The Dow Jones Industrial Index (^DJI -1.29%) didn't take kindly to the final result of Tuesday's elections. The index fell 2% at midday as every last one of its 30 member stocks traded in the red.
Banks took the brunt of the market pessimism. Shares of JPMorgan Chase (JPM -0.74%) fell 4.5%, and Bank of America (BAC -2.96%) took a hit to the tune of 5.6%. Investors had been hoping that Mitt Romney and the GOP might repeal some banking regulations under the Dodd-Frank act, such as the risk-reducing Volcker rule.
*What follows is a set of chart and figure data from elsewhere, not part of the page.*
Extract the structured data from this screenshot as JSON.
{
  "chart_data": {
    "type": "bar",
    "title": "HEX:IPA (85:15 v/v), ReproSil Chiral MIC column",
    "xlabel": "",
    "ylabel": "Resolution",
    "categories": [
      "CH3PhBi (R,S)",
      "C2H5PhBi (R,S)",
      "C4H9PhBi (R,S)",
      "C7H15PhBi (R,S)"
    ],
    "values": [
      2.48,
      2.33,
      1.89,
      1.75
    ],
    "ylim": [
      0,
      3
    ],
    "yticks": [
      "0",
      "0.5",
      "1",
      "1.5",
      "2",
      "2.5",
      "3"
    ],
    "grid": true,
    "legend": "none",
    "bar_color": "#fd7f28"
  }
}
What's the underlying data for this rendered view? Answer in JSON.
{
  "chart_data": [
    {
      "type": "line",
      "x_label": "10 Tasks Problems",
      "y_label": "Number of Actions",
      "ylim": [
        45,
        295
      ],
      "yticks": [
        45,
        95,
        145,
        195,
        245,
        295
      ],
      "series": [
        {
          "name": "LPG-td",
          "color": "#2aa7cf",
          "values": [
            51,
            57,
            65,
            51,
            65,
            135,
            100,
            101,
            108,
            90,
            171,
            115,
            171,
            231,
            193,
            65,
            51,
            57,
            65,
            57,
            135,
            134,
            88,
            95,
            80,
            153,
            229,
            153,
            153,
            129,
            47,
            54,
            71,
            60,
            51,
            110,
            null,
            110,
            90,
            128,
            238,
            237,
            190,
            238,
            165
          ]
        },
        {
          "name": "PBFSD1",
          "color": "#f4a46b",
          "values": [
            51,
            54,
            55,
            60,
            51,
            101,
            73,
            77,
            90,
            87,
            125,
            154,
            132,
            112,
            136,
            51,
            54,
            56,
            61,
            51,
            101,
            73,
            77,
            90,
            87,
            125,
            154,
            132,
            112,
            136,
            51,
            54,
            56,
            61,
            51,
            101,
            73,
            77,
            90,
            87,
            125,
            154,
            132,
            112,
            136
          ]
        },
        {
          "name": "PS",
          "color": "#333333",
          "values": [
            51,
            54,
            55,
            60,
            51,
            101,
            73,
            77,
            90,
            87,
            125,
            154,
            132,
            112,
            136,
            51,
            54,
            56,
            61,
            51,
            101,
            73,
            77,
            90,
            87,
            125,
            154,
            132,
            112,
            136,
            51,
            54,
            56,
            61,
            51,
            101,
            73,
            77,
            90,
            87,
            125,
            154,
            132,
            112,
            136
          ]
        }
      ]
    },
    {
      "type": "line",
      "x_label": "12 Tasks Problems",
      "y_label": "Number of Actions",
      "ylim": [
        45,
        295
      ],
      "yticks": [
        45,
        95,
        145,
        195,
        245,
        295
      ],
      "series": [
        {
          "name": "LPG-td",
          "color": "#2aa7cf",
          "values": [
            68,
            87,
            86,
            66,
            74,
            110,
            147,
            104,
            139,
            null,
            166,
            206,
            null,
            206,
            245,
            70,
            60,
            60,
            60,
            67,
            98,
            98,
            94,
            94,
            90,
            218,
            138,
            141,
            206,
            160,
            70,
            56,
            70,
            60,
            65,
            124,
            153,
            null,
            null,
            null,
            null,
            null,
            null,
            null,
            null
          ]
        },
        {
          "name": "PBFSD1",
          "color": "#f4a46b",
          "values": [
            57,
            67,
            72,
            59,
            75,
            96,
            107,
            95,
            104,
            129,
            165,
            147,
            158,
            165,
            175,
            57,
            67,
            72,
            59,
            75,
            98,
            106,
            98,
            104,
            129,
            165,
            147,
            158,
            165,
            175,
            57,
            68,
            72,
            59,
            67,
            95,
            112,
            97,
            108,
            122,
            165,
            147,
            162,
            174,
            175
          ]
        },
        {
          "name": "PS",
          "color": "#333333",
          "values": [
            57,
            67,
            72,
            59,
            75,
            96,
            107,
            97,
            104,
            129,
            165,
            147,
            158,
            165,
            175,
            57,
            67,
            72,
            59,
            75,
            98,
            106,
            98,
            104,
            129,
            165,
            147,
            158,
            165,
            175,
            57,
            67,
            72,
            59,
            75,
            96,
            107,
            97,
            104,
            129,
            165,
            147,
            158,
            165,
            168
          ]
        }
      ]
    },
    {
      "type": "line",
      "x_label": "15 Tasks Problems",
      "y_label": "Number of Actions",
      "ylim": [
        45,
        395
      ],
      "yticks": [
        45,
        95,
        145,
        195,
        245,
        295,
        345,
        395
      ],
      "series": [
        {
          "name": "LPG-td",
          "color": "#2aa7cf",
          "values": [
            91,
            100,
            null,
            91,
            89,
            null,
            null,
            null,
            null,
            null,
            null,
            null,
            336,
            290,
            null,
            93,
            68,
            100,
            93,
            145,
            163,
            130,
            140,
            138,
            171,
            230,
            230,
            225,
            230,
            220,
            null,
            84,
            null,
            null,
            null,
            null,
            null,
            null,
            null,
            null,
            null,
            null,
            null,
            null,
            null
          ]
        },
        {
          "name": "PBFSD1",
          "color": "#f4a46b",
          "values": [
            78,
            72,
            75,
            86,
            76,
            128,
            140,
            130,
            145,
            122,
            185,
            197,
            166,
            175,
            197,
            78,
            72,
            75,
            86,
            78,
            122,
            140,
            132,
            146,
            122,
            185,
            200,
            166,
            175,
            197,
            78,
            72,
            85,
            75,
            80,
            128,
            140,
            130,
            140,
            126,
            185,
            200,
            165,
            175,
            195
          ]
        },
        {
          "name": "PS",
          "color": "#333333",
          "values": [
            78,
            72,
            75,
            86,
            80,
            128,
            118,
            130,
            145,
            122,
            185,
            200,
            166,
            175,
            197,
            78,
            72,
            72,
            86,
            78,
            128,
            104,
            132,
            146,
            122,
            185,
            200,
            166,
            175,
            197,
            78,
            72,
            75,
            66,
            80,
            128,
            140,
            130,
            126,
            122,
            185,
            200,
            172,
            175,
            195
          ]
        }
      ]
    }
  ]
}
Instead, the government structure will continue largely unchanged, with Barack Obama as president and a Congress divided; the Senate remains under Democratic control, and the House stays Republican. Wholesale reversals of the pending banking rules look pretty unlikely in this scenario. Ergo, the big banks will have to play by stricter rules, trading risky bets for more conservative money-management practices. That's probably bad for the bottom line, assuming the high-wire gambles don't result in another financial meltdown.
Health insurance giant UnitedHealth Group (UNH -0.99%) has dipped almost 4%. The so-called Obamacare plan may reduce profits in the insurance sector in coming years. On the other hand, hospital operator Tenet Healthcare (THC -4.47%) led the S&P 500 index with a 10.4% positive jump. Obama's health care act gives medical benefits to more Americans, so hospitals should see a surge in patient flows -- and revenues.
All told, I don't think this is a bad trade for America in the long run. Safer banking is an idea we should have gotten behind a decade ago, and a healthier nation might mean shifting profits from insurance vendors and drug developers to care providers and -- dare I say it? -- households. Leave your preconceived notions at the door, and you'll find a very investable market here. It's just that the surefire winners live in different sectors now.